Celebrate local arts and culture in Long Island City this month at the 8th Annual LIC Arts Open, a weeklong arts festival that was started by the event’s executive director Richard Mazda and sculptor and mosaicist, Karen Dimit in 2011.
In addition to seeing the art of hundreds of talented, local creators, LIC Arts Open attendees can also participate in several cultural activities and events, including music performances and a silent auction.
The kickoff to the festival begins on May 16 at the LIC Arts Open Spring Festival Launch Party and Group Exhibition, in partnership with the group Long Island City Artists. The celebration will be at 5-25 46th Ave. at the Plaxall Gallery in Long Island City.
On subsequent nights of the festival, other exhibitions and performances will take place at locations across Long Island City, all of which can be found in the LIC Arts Open 2018 online booklet.
In all, 80 artists will be showing their work during the launch party at Plaxall Gallery, including Theo Sahos, a local photographer who will be debuting two new art prints for LIC Arts Open attendees to enjoy. The prints, which are digitally manipulated depictions of Sahos’ original photography, show unknown subway musicians performing in train stations.

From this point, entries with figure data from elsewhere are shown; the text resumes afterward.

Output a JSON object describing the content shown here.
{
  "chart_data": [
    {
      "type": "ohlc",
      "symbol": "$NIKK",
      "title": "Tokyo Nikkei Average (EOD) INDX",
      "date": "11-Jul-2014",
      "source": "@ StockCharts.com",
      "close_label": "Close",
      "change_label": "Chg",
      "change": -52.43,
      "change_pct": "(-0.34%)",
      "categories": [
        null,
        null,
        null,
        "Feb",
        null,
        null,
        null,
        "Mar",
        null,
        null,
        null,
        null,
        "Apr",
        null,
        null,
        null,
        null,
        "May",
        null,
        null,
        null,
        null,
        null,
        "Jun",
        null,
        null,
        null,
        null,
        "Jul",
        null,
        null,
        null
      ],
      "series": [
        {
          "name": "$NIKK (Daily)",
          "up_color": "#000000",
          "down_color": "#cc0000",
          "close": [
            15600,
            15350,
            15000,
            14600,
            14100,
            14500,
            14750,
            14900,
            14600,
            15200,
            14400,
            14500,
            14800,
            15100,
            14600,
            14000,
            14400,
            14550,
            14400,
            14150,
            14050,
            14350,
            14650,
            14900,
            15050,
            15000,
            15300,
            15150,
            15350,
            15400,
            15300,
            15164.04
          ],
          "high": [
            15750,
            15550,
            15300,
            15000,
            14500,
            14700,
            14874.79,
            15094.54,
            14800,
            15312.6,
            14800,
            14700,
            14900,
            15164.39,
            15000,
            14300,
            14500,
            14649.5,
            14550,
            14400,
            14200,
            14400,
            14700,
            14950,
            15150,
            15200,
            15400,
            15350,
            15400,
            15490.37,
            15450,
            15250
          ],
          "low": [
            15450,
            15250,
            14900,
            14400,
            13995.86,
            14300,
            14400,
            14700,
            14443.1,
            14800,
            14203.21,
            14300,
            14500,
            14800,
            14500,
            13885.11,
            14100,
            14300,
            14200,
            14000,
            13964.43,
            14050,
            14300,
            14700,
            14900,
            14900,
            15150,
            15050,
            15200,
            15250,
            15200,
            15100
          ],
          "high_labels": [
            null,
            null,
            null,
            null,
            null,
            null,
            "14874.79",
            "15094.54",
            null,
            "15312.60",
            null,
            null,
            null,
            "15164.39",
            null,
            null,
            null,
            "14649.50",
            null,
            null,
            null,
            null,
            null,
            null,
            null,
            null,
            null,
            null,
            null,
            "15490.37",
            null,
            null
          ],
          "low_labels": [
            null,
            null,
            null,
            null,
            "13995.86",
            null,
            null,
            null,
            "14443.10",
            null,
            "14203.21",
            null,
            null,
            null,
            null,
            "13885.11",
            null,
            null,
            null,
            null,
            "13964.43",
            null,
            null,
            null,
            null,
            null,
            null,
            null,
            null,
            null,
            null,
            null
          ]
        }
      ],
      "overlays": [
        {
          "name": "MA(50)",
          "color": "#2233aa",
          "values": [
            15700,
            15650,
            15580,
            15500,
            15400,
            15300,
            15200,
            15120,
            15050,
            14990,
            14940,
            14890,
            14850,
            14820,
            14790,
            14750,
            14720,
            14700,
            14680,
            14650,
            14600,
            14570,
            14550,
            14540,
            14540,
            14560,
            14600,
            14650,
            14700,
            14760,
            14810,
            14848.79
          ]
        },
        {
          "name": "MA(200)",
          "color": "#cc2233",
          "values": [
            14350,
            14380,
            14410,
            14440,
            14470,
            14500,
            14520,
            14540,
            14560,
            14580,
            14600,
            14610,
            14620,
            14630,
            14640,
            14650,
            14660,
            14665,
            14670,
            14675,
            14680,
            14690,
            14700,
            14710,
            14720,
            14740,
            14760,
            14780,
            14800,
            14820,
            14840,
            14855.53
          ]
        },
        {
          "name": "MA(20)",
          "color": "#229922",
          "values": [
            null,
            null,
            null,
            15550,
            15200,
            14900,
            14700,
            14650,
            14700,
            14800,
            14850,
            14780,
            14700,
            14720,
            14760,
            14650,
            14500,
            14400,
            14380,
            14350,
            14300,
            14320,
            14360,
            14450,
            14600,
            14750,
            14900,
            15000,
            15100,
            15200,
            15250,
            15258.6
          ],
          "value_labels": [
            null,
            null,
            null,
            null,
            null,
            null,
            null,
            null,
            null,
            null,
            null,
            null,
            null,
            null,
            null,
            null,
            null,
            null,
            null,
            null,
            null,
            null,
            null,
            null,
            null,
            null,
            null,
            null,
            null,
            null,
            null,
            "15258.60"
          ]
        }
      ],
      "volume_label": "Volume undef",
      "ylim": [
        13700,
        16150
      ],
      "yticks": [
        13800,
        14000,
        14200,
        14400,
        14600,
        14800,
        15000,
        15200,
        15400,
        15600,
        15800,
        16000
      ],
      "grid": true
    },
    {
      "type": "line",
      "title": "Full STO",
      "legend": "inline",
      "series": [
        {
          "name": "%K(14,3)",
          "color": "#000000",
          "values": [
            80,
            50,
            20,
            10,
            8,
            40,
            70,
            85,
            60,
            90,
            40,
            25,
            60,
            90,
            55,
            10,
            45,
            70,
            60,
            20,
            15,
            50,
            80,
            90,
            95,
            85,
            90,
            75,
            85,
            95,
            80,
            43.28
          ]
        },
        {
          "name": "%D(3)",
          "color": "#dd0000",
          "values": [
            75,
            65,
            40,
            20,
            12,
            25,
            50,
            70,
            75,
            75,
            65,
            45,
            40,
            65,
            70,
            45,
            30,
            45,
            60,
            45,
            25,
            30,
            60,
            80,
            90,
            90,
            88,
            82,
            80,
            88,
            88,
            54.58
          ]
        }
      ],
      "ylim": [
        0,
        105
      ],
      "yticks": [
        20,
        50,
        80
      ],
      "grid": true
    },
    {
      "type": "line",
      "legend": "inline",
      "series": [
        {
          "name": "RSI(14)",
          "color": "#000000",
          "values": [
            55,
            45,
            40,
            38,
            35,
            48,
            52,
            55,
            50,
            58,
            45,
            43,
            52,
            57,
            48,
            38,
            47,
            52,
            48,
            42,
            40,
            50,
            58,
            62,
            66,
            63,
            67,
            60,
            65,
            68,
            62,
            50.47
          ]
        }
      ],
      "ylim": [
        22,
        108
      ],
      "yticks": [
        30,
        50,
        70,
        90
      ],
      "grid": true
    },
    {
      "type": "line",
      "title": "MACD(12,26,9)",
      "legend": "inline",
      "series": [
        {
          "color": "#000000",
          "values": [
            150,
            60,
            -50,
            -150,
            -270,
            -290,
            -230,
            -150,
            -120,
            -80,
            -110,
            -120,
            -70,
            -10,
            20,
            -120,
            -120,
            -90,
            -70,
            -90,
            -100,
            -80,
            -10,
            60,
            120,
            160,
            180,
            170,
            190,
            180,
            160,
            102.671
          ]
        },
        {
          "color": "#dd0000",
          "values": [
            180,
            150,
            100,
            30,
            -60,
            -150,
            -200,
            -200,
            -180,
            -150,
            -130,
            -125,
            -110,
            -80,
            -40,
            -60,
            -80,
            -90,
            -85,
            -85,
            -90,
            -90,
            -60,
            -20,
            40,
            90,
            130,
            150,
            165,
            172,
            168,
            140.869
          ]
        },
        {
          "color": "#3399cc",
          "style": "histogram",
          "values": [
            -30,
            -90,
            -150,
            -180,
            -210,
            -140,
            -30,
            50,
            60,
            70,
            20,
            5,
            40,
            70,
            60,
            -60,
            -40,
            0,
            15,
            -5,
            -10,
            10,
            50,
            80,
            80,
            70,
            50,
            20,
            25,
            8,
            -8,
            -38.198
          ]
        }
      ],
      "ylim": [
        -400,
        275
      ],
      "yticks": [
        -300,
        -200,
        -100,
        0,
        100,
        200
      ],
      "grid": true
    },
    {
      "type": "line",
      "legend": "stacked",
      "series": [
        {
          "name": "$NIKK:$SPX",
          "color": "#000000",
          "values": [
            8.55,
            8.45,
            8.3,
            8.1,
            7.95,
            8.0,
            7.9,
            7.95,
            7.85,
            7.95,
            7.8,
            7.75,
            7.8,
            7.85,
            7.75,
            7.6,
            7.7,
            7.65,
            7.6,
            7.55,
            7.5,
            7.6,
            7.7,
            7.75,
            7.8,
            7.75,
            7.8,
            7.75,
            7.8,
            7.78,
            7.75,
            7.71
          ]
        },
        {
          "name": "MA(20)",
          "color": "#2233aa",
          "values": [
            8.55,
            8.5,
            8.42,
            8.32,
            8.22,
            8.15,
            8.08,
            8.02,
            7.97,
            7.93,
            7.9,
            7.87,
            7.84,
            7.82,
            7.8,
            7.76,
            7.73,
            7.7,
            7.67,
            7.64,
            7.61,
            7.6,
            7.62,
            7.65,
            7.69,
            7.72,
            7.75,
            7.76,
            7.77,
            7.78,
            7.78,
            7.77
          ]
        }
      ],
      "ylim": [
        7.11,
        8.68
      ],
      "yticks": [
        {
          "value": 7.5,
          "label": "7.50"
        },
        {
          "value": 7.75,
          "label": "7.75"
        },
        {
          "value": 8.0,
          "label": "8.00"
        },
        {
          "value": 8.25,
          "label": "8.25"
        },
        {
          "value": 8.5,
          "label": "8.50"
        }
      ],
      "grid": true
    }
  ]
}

The first of the two works is called “Rush Hour,” which Sahos said is something “we all go through every day” while taking public transportation. The second print is called “Crazy Train,” named for the 1980 Ozzy Osbourne song from his debut album “Blizzard of Ozz.” Sahos said that the title of the song “fit the mood” of the moment he captured.
The native Astoria resident got into photography after he took photography classes in college and “was sold forever.” Since then, he has been a photographer for over 20 years, and regularly exhibits his work in galleries across Long Island City and Brooklyn. It is Sahos’ second year showing his photographs at the LIC Open Arts Festival.
Though the subjects of his photos vary, Sahos said that photographing musicians presents a bigger challenge than taking photos of things that are not moving. He added that it is interesting to try and capture the atmosphere and environment of musicians into a picture.
Sahos’ prints and the work of hundreds of other artists will be on view from May 16 to 20 from 6 to 10 p.m. The festival will also have Open Studio Days on May 19 and 20. During this time, a number of galleries around LIC will open their doors to the public from noon to 6 p.m. Tickets for this free event are on Eventbrite, and more information on the festival can be found on the LIC Arts Open website.